Prediction target proteins through the cross-species drug-target (CSDT) interaction assessment model

In the elucidation of the pharmacological activities of the filtered active ingredients in erchen decoction, knowledge of potential targets is of highest importance, which remains an ongoing focus in drug discovery efforts [31]. In silico prediction of such interaction is in favor of improving the efficiency of the laborious and costly experimental determination of drug-target interaction [32, 33]. However, limiting by the scope of the training datasets, both in chemical space as well as biological space, current drug-target interaction prediction models, especially ligand-based methods, seem to be all trivially adapted to make predictions for new targets of human drugs. Thus, there is still no available target prediction model for veterinary drugs.

To obtain the target proteins of the filtered active ingredients, we build a random forest [18] target prediction model, which expands the predicted protein scope to all Swiss-Prot in the Uniprot database [19], including 549,649 sequences involving 13,241 species such as Eukaryotes, Procaryotes, and Viruses (see materials and methods). The algorithm is based on extraction of conserved patterns from subdivided drug-target interaction vectors. The advantage of this model lies in that it allows us to take proteins of different species into accounts and thus predict the targets of a broad spectrum of species on a large scale. And indeed there are a similar model that we have contributed in our previous work which has been successfully applied to human target protein prediction [34]. Also, to evaluate the reliability of CSDT, we further compare the AUC of CSDT with the BATMAN-TCM [35] and HGBI method [36]. Although, the other two models outperforms CSDT, CSDT has wide adaptation range which provides help for target prediction of VHM. Thus, we can conclude that the target prediction model in this work is reliable to predict the targets that causes Bovine pneumonia. In addition, to guarantee the comprehensive of the target of active ingredients in erchen decoction, we further introduce the WES algorithm into this part [24]. WES quantitatively evaluates whether a molecule will direct bind to a target based on the weighted structural and physicochemical features it shares with known ligands of the target.

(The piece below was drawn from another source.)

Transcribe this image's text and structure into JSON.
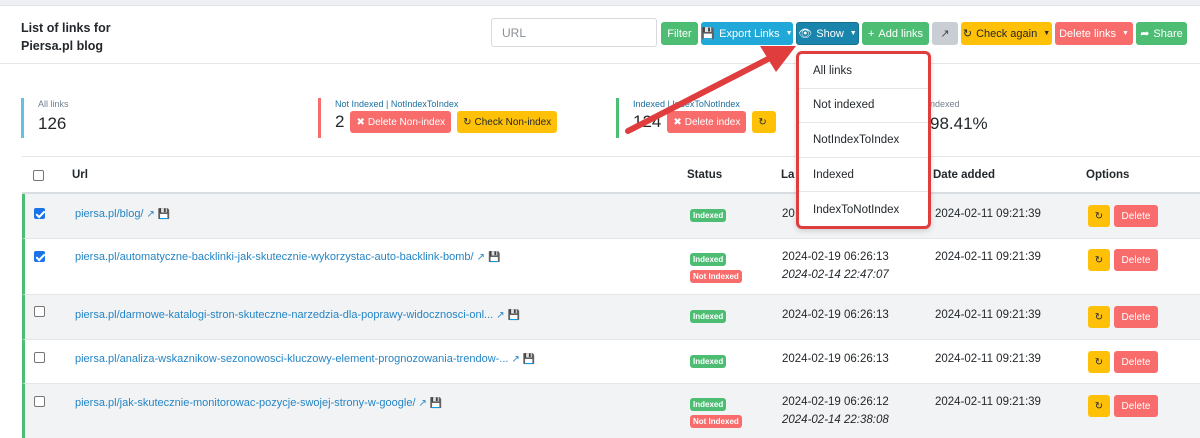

In total, we obtain 5,219 targets for the 126 active ingredients. Considering that the focus of our work is to obtain the targets therapeutic for Bovine pneumonia, we further restrict the species to Bovin (Bos Taurus), STRP1 (Streptococcus pyogenes) and STRPN (Streptococcus pneumonia), which result in 448 targets (S5 Table). To verify whether the screened 448 targets are closely related to Bovin pneumonia, we respectively enrich the GO biological processes of these three types of targets by using David [25] and visualize them by enrichment Map [37] with the threshold of P-value ≤ 0.01. The Enrichment Map Cytoscape Plugin allows us to visualize the results of target-set enrichment as a network. GO analysis of Bovin targets reveal that the GO term ‘inflammatory response’ and ‘immune system process’ are significantly enriched (Fig 3 and S6 Table). Interestingly, the inflammatory response is responsible for the majority of the pulmonary damage [38]. The importance of ‘Immune system process’ in curing bacterial pneumonia is clearly demonstrated in experimental models of bovine pneumonia [39]. Erchen decoction not only targets the proteins of Bovin, but also works on the proteins of bacteria (STRP1 and STRPN). For the targets of STRP1 and STRPN, the main biological processes are ‘translation’, ‘tRNA metabolic process’, ‘nucleotide-excision repair’, ‘amino acid activation’, ‘tRNA aminoacylation’ and ‘ncRNA metabolic process’ (S7 Table and S8 Table). These processes are associated with cellular and metabolic processes, mainly involving in cell cycle regulation. These results suggest that erchen decoction has antibacterial activity. Taken together, the obtained targets function by directly inhibiting pathogenic bacteria proliferation through targeting their proteins essential for the bacteria life cycle, and also, indirectly suppressing bacterial infection via strengthening the immune systems of bovine.

Fig 3
The GO biological process enrichment analysis of Bovine targets.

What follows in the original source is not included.